Saat dua bocah remaja ini berpisah di gerbang rumah Ki Purnomo, ayah Ratri, Ratri berpesan agar Widura hati-hati dan pulang membawa cerita yang menyenangkan. Sementara Widura berharap agar Ratri tetap rajin membantu ayahnya mengelola penjualan kain dan pakaian.
Dua hari kemudian, Ki Baskara berkunjung ke rumah Ki Jagabaya sambil mengantar Widura. Ki Baskara ingin melepas kepergian Widura bersama sang guru yang begitu tulus dalam membimbing anaknya memenuhi cita-citanya tersebut. Selama Ki Jagabaya pergi, urusan keamanan desa dilimpahkan ke orang lain. Sedangkan Nyi Jagabaya tiap harinya akan ditemani oleh Susi, seorang gadis Desa Ngalam yang ingin belajar meracik ramuan obat. Dengan membawa perbekalan yang dibungkus kain pasangan guru dan murid ini pun memulai perjalanan di pagi hari.
Widura dan gurunya berangkat lima hari sebelum perlombaan. Perjalanan menuju kadipaten Dulki membutuhkan waktu tiga hari. Masih tersisa dua hari untuk mengistirahatkan diri sebelum perlombaan di Festival Keprajuritan dimulai.
Demikianlah, perjalanan guru dan murid itu pun dimulai. Terkadang mereka bertemu teman seperjalanan hingga tujuan tertentu. Sedangkan di saat hari mencapai puncak, mereka beristirahat menikmati bekal.
Ketika hari mulai temaram, Widura dan Ki Jagabaya sampai di sebuah tanah lapang. Di tempat ini sudah ada beberapa kelompok yang beristirahat. Tempat ini sering digunakan oleh para pedagang dan musafir sebagai pemberhentian. Tidak mengherankan, karena di dekat lahan itu terdapat aliran sungai. Setelah membersihkan diri, guru dan murid itu memilih suatu tempat untuk melepas lelah setelah seharian berjalan.
"Jika kamu benar-benar ingin jadi prajurit, kamu harus terbiasa tidur di sembarang tempat. Sebab sering kali prajurit harus menempuh perjalanan jauh demi tugas. Dan tidak selalu dalam perjalanan itu bertemu penginapan atau sejenisnya," Ki Jagabaya berujar setelah mereka menyalakan api.
"Iya guru," jawab Widura singkat saja sambil menyalakan api unggun.
Mereka memanasi bekal daging dan umbi-umbian untuk makan malam. Di bawah taburan gemintang, orang-orang di tanah lapang itu menikmati perbekalan masing-masing. Walau beristirahat di suatu tempat yang jauh dari pemukiman, suasana tidak terlalu sepi. Ini karena sesayupan suara percakapan dari beberapa rombongan menghidupkan kegelapan malam.
Widura tidur di tanah lapang beralaskan kain tebal yang memang dipersiapkan sejak dari rumah. Kain itu memang khusus dipakai untuk alas tidur. Untuk meredam dingin dan serangan serangga malam, Widura berkemul kain panjang yang menutupi sekujur tubuhnya.

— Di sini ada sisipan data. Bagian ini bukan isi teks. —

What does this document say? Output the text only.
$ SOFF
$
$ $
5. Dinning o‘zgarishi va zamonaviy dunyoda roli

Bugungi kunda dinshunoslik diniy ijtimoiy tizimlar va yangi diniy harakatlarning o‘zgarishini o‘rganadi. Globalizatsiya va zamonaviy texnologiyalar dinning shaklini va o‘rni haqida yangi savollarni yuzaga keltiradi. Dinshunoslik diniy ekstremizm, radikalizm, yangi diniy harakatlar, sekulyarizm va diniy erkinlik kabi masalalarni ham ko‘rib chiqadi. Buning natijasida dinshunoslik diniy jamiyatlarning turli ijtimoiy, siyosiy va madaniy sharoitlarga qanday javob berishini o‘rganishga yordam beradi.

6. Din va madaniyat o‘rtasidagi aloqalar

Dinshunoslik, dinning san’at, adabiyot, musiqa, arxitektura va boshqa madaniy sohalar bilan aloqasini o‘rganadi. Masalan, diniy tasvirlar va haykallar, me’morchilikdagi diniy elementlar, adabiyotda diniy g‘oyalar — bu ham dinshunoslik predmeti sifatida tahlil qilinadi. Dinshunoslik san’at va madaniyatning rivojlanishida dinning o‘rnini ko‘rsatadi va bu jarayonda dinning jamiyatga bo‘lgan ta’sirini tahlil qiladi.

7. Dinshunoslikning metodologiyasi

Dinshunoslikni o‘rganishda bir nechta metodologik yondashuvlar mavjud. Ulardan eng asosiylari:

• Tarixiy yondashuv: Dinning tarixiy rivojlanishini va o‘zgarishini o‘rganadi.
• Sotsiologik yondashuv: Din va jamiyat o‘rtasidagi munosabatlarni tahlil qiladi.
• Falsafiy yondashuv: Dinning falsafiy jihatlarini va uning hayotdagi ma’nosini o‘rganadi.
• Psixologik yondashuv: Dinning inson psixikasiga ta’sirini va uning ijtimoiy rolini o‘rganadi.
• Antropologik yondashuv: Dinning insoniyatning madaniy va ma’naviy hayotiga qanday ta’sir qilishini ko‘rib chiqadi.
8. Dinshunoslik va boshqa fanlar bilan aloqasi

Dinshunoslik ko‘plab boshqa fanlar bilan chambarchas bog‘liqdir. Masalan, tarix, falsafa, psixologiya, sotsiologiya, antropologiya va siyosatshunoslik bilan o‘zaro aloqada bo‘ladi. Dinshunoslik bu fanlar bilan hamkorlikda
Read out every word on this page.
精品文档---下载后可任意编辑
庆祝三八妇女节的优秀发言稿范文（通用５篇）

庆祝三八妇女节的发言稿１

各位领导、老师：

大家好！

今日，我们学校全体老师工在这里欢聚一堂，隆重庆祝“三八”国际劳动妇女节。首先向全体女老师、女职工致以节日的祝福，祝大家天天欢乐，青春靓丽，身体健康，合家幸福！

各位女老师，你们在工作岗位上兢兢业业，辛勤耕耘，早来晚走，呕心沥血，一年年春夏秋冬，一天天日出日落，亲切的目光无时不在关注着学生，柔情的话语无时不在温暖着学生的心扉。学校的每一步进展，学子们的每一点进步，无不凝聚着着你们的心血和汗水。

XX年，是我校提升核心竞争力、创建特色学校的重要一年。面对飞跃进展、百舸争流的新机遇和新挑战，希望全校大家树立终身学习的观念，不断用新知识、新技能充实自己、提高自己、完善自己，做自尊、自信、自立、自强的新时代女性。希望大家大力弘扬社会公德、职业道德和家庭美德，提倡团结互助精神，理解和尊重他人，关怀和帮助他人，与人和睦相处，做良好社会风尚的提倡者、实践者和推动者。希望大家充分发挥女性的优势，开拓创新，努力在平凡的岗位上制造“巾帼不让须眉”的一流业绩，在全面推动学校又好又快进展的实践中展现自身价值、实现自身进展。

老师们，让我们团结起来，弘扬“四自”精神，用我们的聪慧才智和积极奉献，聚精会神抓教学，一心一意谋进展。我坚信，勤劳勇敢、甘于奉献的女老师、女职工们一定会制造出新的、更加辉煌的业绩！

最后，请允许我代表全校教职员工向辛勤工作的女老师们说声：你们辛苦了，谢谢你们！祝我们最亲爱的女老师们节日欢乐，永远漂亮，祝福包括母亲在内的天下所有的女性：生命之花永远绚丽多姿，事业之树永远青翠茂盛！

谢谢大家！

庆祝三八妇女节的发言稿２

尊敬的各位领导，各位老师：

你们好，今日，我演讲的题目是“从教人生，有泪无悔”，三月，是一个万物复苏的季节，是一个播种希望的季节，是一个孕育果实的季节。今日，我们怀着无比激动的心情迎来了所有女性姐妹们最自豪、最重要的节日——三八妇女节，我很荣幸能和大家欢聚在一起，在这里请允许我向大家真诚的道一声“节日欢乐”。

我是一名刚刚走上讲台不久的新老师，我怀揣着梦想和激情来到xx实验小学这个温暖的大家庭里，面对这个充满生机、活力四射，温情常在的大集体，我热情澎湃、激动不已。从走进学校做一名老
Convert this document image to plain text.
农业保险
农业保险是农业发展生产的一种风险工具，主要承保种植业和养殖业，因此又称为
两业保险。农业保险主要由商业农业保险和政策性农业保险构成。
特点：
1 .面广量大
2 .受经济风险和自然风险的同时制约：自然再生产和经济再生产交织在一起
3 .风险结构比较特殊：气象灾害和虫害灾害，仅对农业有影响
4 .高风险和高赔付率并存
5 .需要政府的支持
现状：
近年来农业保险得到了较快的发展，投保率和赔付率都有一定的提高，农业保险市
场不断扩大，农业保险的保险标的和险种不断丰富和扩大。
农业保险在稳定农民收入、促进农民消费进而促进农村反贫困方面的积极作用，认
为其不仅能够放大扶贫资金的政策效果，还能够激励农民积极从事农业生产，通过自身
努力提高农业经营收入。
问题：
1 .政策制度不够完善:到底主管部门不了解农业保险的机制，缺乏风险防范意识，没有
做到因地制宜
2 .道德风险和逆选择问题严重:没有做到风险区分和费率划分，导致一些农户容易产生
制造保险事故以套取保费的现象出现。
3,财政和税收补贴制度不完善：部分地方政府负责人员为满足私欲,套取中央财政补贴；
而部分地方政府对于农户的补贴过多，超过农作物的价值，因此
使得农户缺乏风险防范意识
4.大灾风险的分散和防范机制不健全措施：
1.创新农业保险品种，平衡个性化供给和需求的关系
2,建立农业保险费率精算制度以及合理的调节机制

Pagi kembali menjelang, diwarnai kokok ayam hutan dari kejauhan. Widura dan Ki Jagabaya bersiap melanjutkan perjalanan. Sambil sekadar menyapa sekelompok pedagang yang juga bermalam di tanah lapang, guru dan murid itu mulai mengukur jalanan.
Saat sinar mentari makin terasa hangat, Widura sampai di suatu pasar desa. Mereka mendatangi penjual daging dan umbi-umbian, membeli daging yang sudah diawetkan dan bekal makanan lainnya. Setelah itu mereka memasuki sebuah kedai makanan yang lumayan sederhana dan tidak ada pembeli.